La question de la nature de l’homme est une question de toujours. Les réponses sont multiples, à commencer par celle qui lui confère d’être à l’image de Dieu (Gn 1, 26-28).

On s’est longtemps accordé autour de la plus banale des définitions ontologiques qui nous fait dire que l’homme est un animal raisonnable. Raisonnable et libre. Or, nous dit Eric Weil, le vrai sens de cette définition serait moins d’établir un constat que de désigner une tâche et poser la question de ce que nous devrions être pour être humains. « Devenez ce que vous êtes, disait saint Paul, du pain sans levain ». « La définition de l’homme, nous dit E. Weil, est donnée afin qu’on puisse réaliser ce que nous sommes ici et maintenant. 

Des définitions de l’homme nous en avons à foison.

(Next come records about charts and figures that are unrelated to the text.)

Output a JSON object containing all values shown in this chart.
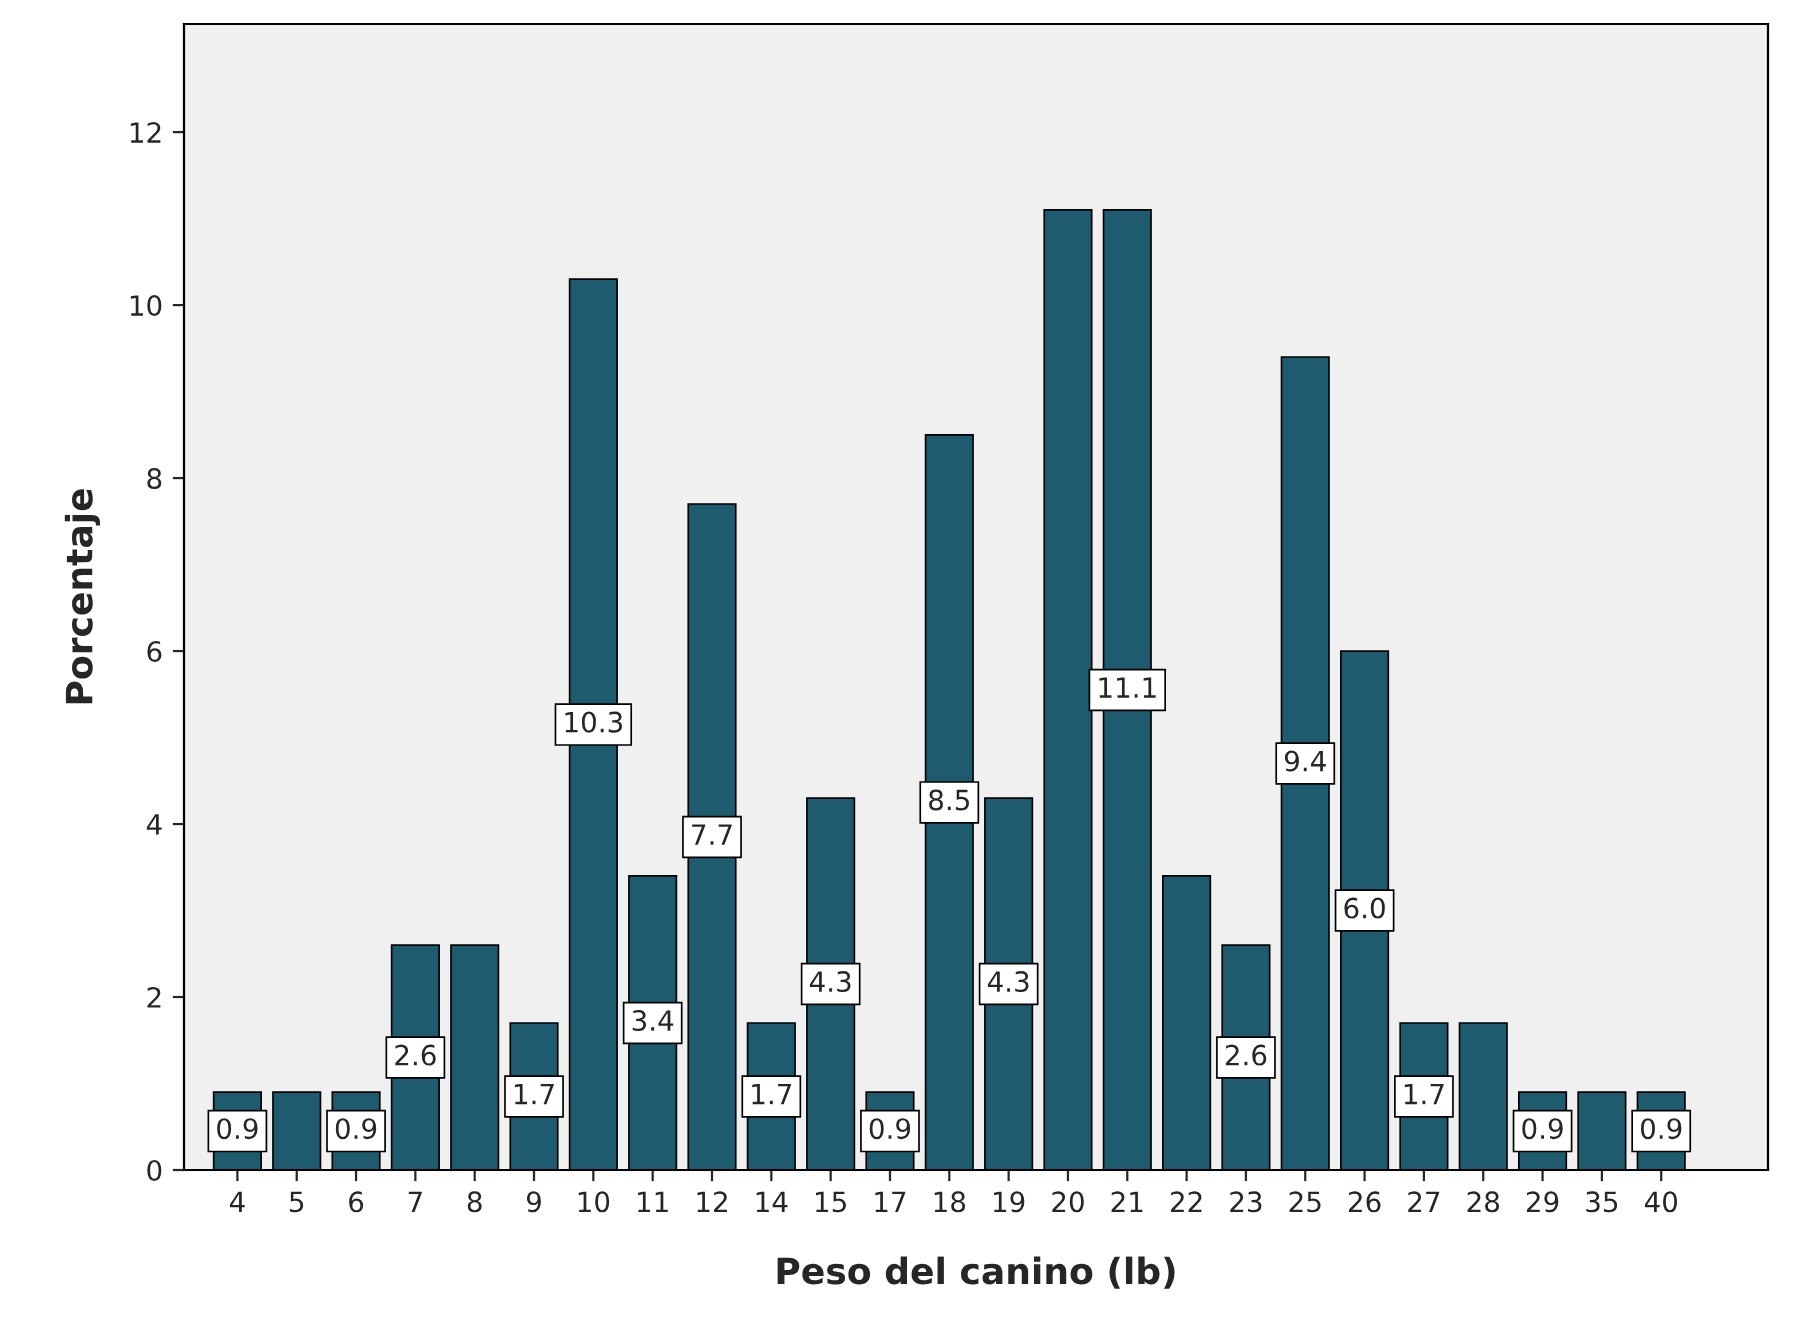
{
  "chart_data": {
    "type": "bar",
    "xlabel": "Peso del canino (lb)",
    "ylabel": "Porcentaje",
    "categories": [
      "4",
      "5",
      "6",
      "7",
      "8",
      "9",
      "10",
      "11",
      "12",
      "14",
      "15",
      "17",
      "18",
      "19",
      "20",
      "21",
      "22",
      "23",
      "25",
      "26",
      "27",
      "28",
      "29",
      "35",
      "40"
    ],
    "values": [
      0.9,
      0.9,
      0.9,
      2.6,
      2.6,
      1.7,
      10.3,
      3.4,
      7.7,
      1.7,
      4.3,
      0.9,
      8.5,
      4.3,
      11.1,
      11.1,
      3.4,
      2.6,
      9.4,
      6.0,
      1.7,
      1.7,
      0.9,
      0.9,
      0.9
    ],
    "value_labels": [
      "0.9",
      null,
      "0.9",
      "2.6",
      null,
      "1.7",
      "10.3",
      "3.4",
      "7.7",
      "1.7",
      "4.3",
      "0.9",
      "8.5",
      "4.3",
      null,
      "11.1",
      null,
      "2.6",
      "9.4",
      "6.0",
      "1.7",
      null,
      "0.9",
      null,
      "0.9"
    ],
    "color": "#1f5b6e",
    "ylim": [
      0,
      13.25
    ],
    "yticks": [
      0,
      2,
      4,
      6,
      8,
      10,
      12
    ],
    "grid": false,
    "legend": false
  }
}
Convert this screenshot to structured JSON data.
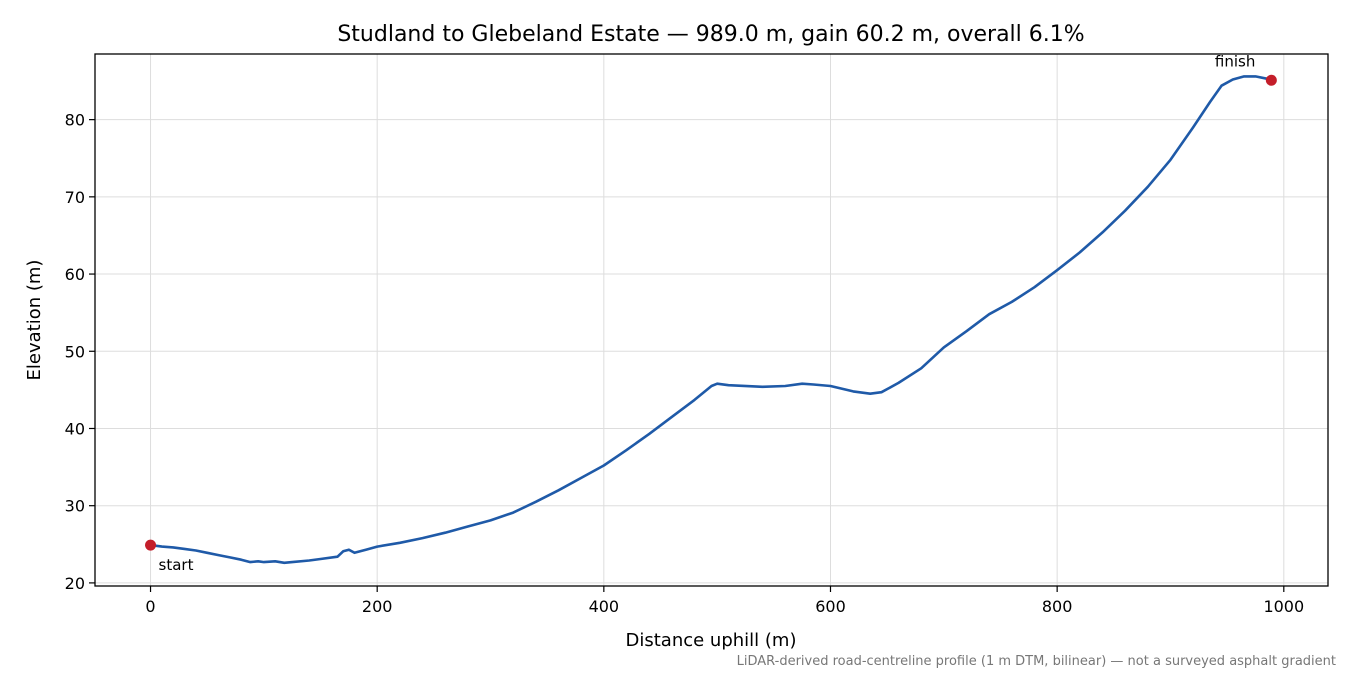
{
  "chart_data": {
    "type": "line",
    "title": "Studland to Glebeland Estate — 989.0 m, gain 60.2 m, overall 6.1%",
    "xlabel": "Distance uphill (m)",
    "ylabel": "Elevation (m)",
    "xlim": [
      -49,
      1039
    ],
    "ylim": [
      19.6,
      88.5
    ],
    "xticks": [
      0,
      200,
      400,
      600,
      800,
      1000
    ],
    "yticks": [
      20,
      30,
      40,
      50,
      60,
      70,
      80
    ],
    "grid": true,
    "series": [
      {
        "color": "#1f5aa8",
        "points": [
          [
            0,
            24.9
          ],
          [
            10,
            24.7
          ],
          [
            20,
            24.6
          ],
          [
            30,
            24.4
          ],
          [
            40,
            24.2
          ],
          [
            50,
            23.9
          ],
          [
            60,
            23.6
          ],
          [
            70,
            23.3
          ],
          [
            80,
            23.0
          ],
          [
            88,
            22.7
          ],
          [
            95,
            22.8
          ],
          [
            100,
            22.7
          ],
          [
            110,
            22.8
          ],
          [
            118,
            22.6
          ],
          [
            125,
            22.7
          ],
          [
            140,
            22.9
          ],
          [
            150,
            23.1
          ],
          [
            165,
            23.4
          ],
          [
            170,
            24.1
          ],
          [
            175,
            24.3
          ],
          [
            180,
            23.9
          ],
          [
            190,
            24.3
          ],
          [
            200,
            24.7
          ],
          [
            220,
            25.2
          ],
          [
            240,
            25.8
          ],
          [
            260,
            26.5
          ],
          [
            280,
            27.3
          ],
          [
            300,
            28.1
          ],
          [
            320,
            29.1
          ],
          [
            340,
            30.5
          ],
          [
            360,
            32.0
          ],
          [
            380,
            33.6
          ],
          [
            400,
            35.2
          ],
          [
            420,
            37.2
          ],
          [
            440,
            39.3
          ],
          [
            460,
            41.5
          ],
          [
            480,
            43.7
          ],
          [
            495,
            45.5
          ],
          [
            500,
            45.8
          ],
          [
            510,
            45.6
          ],
          [
            540,
            45.4
          ],
          [
            560,
            45.5
          ],
          [
            575,
            45.8
          ],
          [
            585,
            45.7
          ],
          [
            600,
            45.5
          ],
          [
            620,
            44.8
          ],
          [
            635,
            44.5
          ],
          [
            645,
            44.7
          ],
          [
            660,
            45.9
          ],
          [
            680,
            47.8
          ],
          [
            700,
            50.5
          ],
          [
            720,
            52.6
          ],
          [
            740,
            54.8
          ],
          [
            760,
            56.4
          ],
          [
            780,
            58.3
          ],
          [
            800,
            60.5
          ],
          [
            820,
            62.8
          ],
          [
            840,
            65.4
          ],
          [
            860,
            68.2
          ],
          [
            880,
            71.3
          ],
          [
            900,
            74.8
          ],
          [
            920,
            79.0
          ],
          [
            935,
            82.3
          ],
          [
            945,
            84.4
          ],
          [
            955,
            85.2
          ],
          [
            965,
            85.6
          ],
          [
            975,
            85.6
          ],
          [
            985,
            85.3
          ],
          [
            989,
            85.1
          ]
        ]
      }
    ],
    "markers": [
      {
        "label": "start",
        "x": 0,
        "y": 24.9,
        "color": "#c41e2a"
      },
      {
        "label": "finish",
        "x": 989,
        "y": 85.1,
        "color": "#c41e2a"
      }
    ],
    "footnote": "LiDAR-derived road-centreline profile (1 m DTM, bilinear) — not a surveyed asphalt gradient"
  }
}
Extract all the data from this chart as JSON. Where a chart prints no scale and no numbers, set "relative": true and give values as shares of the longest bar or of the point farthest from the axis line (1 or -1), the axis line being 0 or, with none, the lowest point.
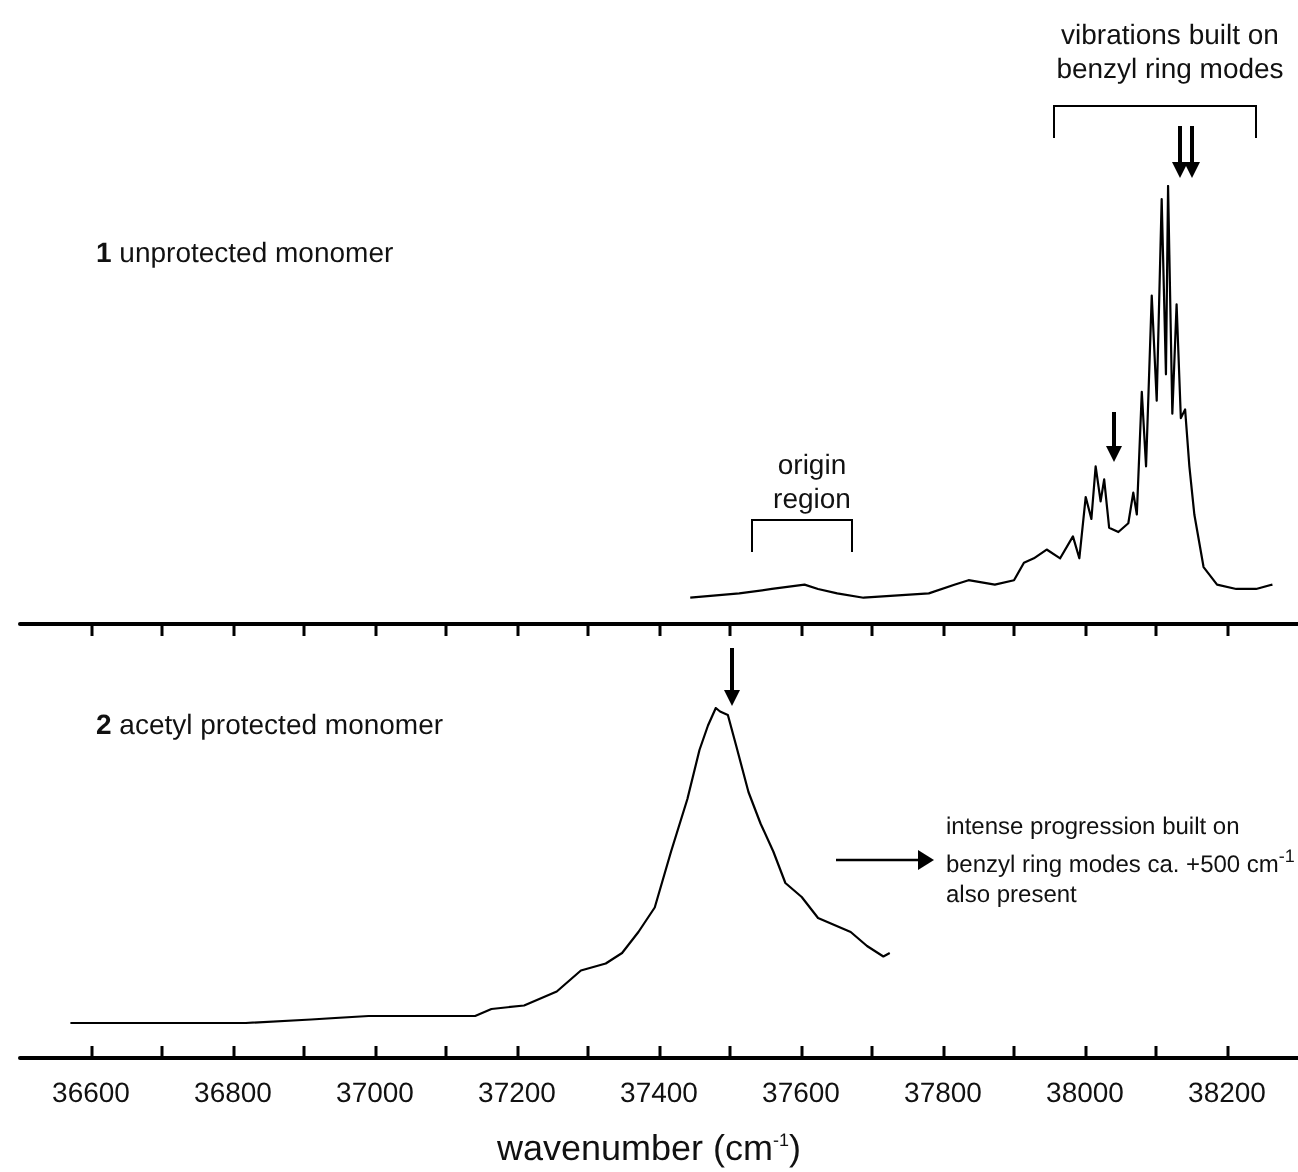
{
  "chart_data": [
    {
      "type": "line",
      "relative": true,
      "tick_labels": false,
      "xlim": [
        36500,
        38300
      ],
      "xticks": [
        36600,
        {
          "value": 36700,
          "label": null
        },
        36800,
        {
          "value": 36900,
          "label": null
        },
        37000,
        {
          "value": 37100,
          "label": null
        },
        37200,
        {
          "value": 37300,
          "label": null
        },
        37400,
        {
          "value": 37500,
          "label": null
        },
        37600,
        {
          "value": 37700,
          "label": null
        },
        37800,
        {
          "value": 37900,
          "label": null
        },
        38000,
        {
          "value": 38100,
          "label": null
        },
        38200
      ],
      "annotations": [
        "1 unprotected monomer",
        "origin region",
        "vibrations built on benzyl ring modes"
      ],
      "series": [
        {
          "color": "#000000",
          "x": [
            37444,
            37513,
            37559,
            37605,
            37624,
            37651,
            37688,
            37780,
            37817,
            37836,
            37873,
            37900,
            37914,
            37928,
            37946,
            37965,
            37983,
            37992,
            38001,
            38009,
            38015,
            38022,
            38027,
            38034,
            38047,
            38061,
            38068,
            38073,
            38080,
            38086,
            38094,
            38101,
            38108,
            38114,
            38117,
            38123,
            38129,
            38135,
            38141,
            38147,
            38154,
            38167,
            38186,
            38213,
            38241,
            38264
          ],
          "values": [
            0.06,
            0.07,
            0.08,
            0.09,
            0.08,
            0.07,
            0.06,
            0.07,
            0.09,
            0.1,
            0.09,
            0.1,
            0.14,
            0.15,
            0.17,
            0.15,
            0.2,
            0.15,
            0.29,
            0.24,
            0.36,
            0.28,
            0.33,
            0.22,
            0.21,
            0.23,
            0.3,
            0.25,
            0.53,
            0.36,
            0.75,
            0.51,
            0.97,
            0.57,
            1.0,
            0.48,
            0.73,
            0.47,
            0.49,
            0.36,
            0.25,
            0.13,
            0.09,
            0.08,
            0.08,
            0.09
          ]
        }
      ]
    },
    {
      "type": "line",
      "relative": true,
      "tick_labels": "x",
      "xlim": [
        36500,
        38300
      ],
      "xticks": [
        36600,
        {
          "value": 36700,
          "label": null
        },
        36800,
        {
          "value": 36900,
          "label": null
        },
        37000,
        {
          "value": 37100,
          "label": null
        },
        37200,
        {
          "value": 37300,
          "label": null
        },
        37400,
        {
          "value": 37500,
          "label": null
        },
        37600,
        {
          "value": 37700,
          "label": null
        },
        37800,
        {
          "value": 37900,
          "label": null
        },
        38000,
        {
          "value": 38100,
          "label": null
        },
        38200
      ],
      "xlabel": "wavenumber (cm$^{-1}$)",
      "annotations": [
        "2 acetyl protected monomer",
        "intense progression built on benzyl ring modes ca. +500 cm$^{-1}$ also present"
      ],
      "series": [
        {
          "color": "#000000",
          "x": [
            36571,
            36703,
            36818,
            36910,
            36991,
            37049,
            37141,
            37164,
            37210,
            37256,
            37290,
            37325,
            37348,
            37371,
            37394,
            37417,
            37440,
            37457,
            37469,
            37480,
            37486,
            37497,
            37509,
            37526,
            37543,
            37561,
            37578,
            37601,
            37624,
            37647,
            37670,
            37693,
            37716,
            37725
          ],
          "values": [
            0.1,
            0.1,
            0.1,
            0.11,
            0.12,
            0.12,
            0.12,
            0.14,
            0.15,
            0.19,
            0.25,
            0.27,
            0.3,
            0.36,
            0.43,
            0.59,
            0.74,
            0.88,
            0.95,
            1.0,
            0.99,
            0.98,
            0.89,
            0.76,
            0.67,
            0.59,
            0.5,
            0.46,
            0.4,
            0.38,
            0.36,
            0.32,
            0.29,
            0.3
          ]
        }
      ]
    }
  ]
}
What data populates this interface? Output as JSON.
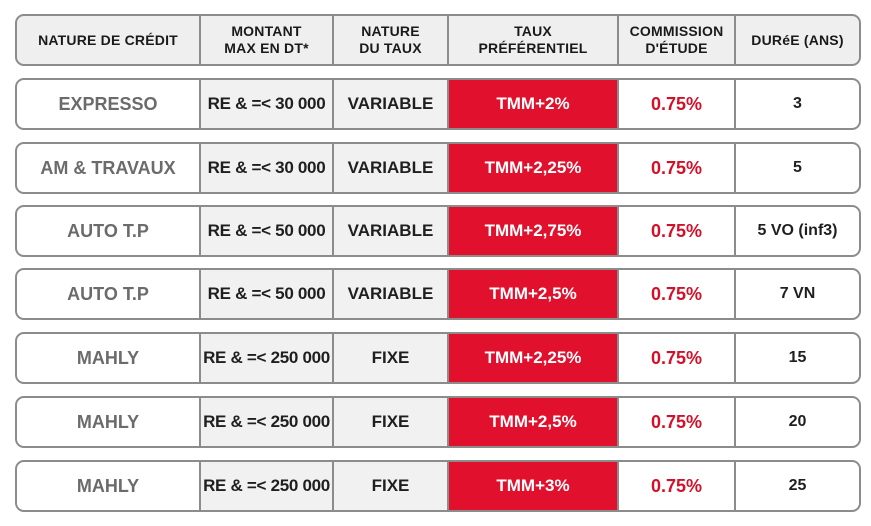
{
  "header": {
    "nature_credit": "NATURE DE CRÉDIT",
    "montant_line1": "MONTANT",
    "montant_line2": "MAX EN DT*",
    "nature_taux_line1": "NATURE",
    "nature_taux_line2": "DU TAUX",
    "taux_line1": "TAUX",
    "taux_line2": "PRÉFÉRENTIEL",
    "commission_line1": "COMMISSION",
    "commission_line2": "D'ÉTUDE",
    "duree": "DURéE (ANS)"
  },
  "rows": [
    {
      "nature": "EXPRESSO",
      "montant": "RE & =< 30 000",
      "taux_type": "VARIABLE",
      "taux": "TMM+2%",
      "commission": "0.75%",
      "duree": "3"
    },
    {
      "nature": "AM & TRAVAUX",
      "montant": "RE & =< 30 000",
      "taux_type": "VARIABLE",
      "taux": "TMM+2,25%",
      "commission": "0.75%",
      "duree": "5"
    },
    {
      "nature": "AUTO T.P",
      "montant": "RE & =< 50 000",
      "taux_type": "VARIABLE",
      "taux": "TMM+2,75%",
      "commission": "0.75%",
      "duree": "5 VO (inf3)"
    },
    {
      "nature": "AUTO T.P",
      "montant": "RE & =< 50 000",
      "taux_type": "VARIABLE",
      "taux": "TMM+2,5%",
      "commission": "0.75%",
      "duree": "7 VN"
    },
    {
      "nature": "MAHLY",
      "montant": "RE & =< 250 000",
      "taux_type": "FIXE",
      "taux": "TMM+2,25%",
      "commission": "0.75%",
      "duree": "15"
    },
    {
      "nature": "MAHLY",
      "montant": "RE & =< 250 000",
      "taux_type": "FIXE",
      "taux": "TMM+2,5%",
      "commission": "0.75%",
      "duree": "20"
    },
    {
      "nature": "MAHLY",
      "montant": "RE & =< 250 000",
      "taux_type": "FIXE",
      "taux": "TMM+3%",
      "commission": "0.75%",
      "duree": "25"
    }
  ],
  "colors": {
    "accent_red": "#e1112e",
    "commission_red": "#d41029",
    "border_gray": "#8c8c8c",
    "header_bg": "#efefef"
  }
}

Certaines réponses sont plutôt « essentialistes », d’autres plus existentialistes. Certaines réfèrent le concept à un créateur tout puissant, d’autres pas. Aristote considérait l’homme comme normé par la Cité, et Heidegger comme projet au devant de soi. « L’homme, disait Martin Heidegger, est cet être pour lequel, au-dedans de lui-même, il y va de son être même » (Être et Temps, 1986, trad. François Vezin). D’autres ne conçoivent l’homme qu’en rapport à l’histoire. Y a-t-il de l’être humain sans passé ? Ou sans langage, ou sans histoire, ou sans relation ? Bref, quand et en quoi y a-t-il de l’être humain ? Nous n’apercevons aucun consensus dans ces approches ; pourtant si nous y parvenions alors peut-être pourrions-nous répondre à la question : « à partir de quand y a-t-il de l’être-homme ? » Question de bioéthique au demeurant.

Des millions d’années de vie sociale ont précédé l’avènement de l’homo sapiens. Les individus se sont peu à peu adaptés à un environnement social, une pression de sélection s’est exercée en faveur du développement d’une intelligence relationnelle. D’où les capacités de langage, plus performants chez l’homo sapiens que chez les autres primates. C'est la coexistence socialisée qui a permis au nouveau-né de trouver sa place, en tant qu’être humain. Le fait de coexister précède l’existence de soi. L’attachement réciproque lie le nourrisson aux adultes qui l’entourent et le protègent. Ce lien est un bien, un « bien commun vécu », mutuel. Le bien commun constitue la toile de fond de l’existence humaine tout au long de la vie. Il est ce qu’en économie on appelle le bien collectif. Le bien collectif est un bien sans concurrence, en ce que la consommation du bien par une personne ne réduit pas les quantités disponibles pour les autres. Un bien commun n’est pas exclusif. Il est libre d’accès. Comme la chaleur du soleil, l’éclairage public, les émissions télévisées etc. Les autres peuvent en jouir autant que moi. C’est une condition nécessaire pour que je l’éprouve, ce que je vérifie dans le plaisir partagé, de la conversation par exemple.

Le bien commun se présente donc comme l’ensemble d’éléments conjoints qui soutiennent la coexistence plus ou moins harmonieuse selon la qualité, humaine ou matérielle, de chacun de ces éléments. Il reste que chacune des personnes humaines ne se développe qu’au cœur d’une vie sociale et d’une culture, aussi devons-nous nous soucier de ce qui soutient notre monde commun, l’entretient, le maintient et l’améliore. On n’avance jamais seul.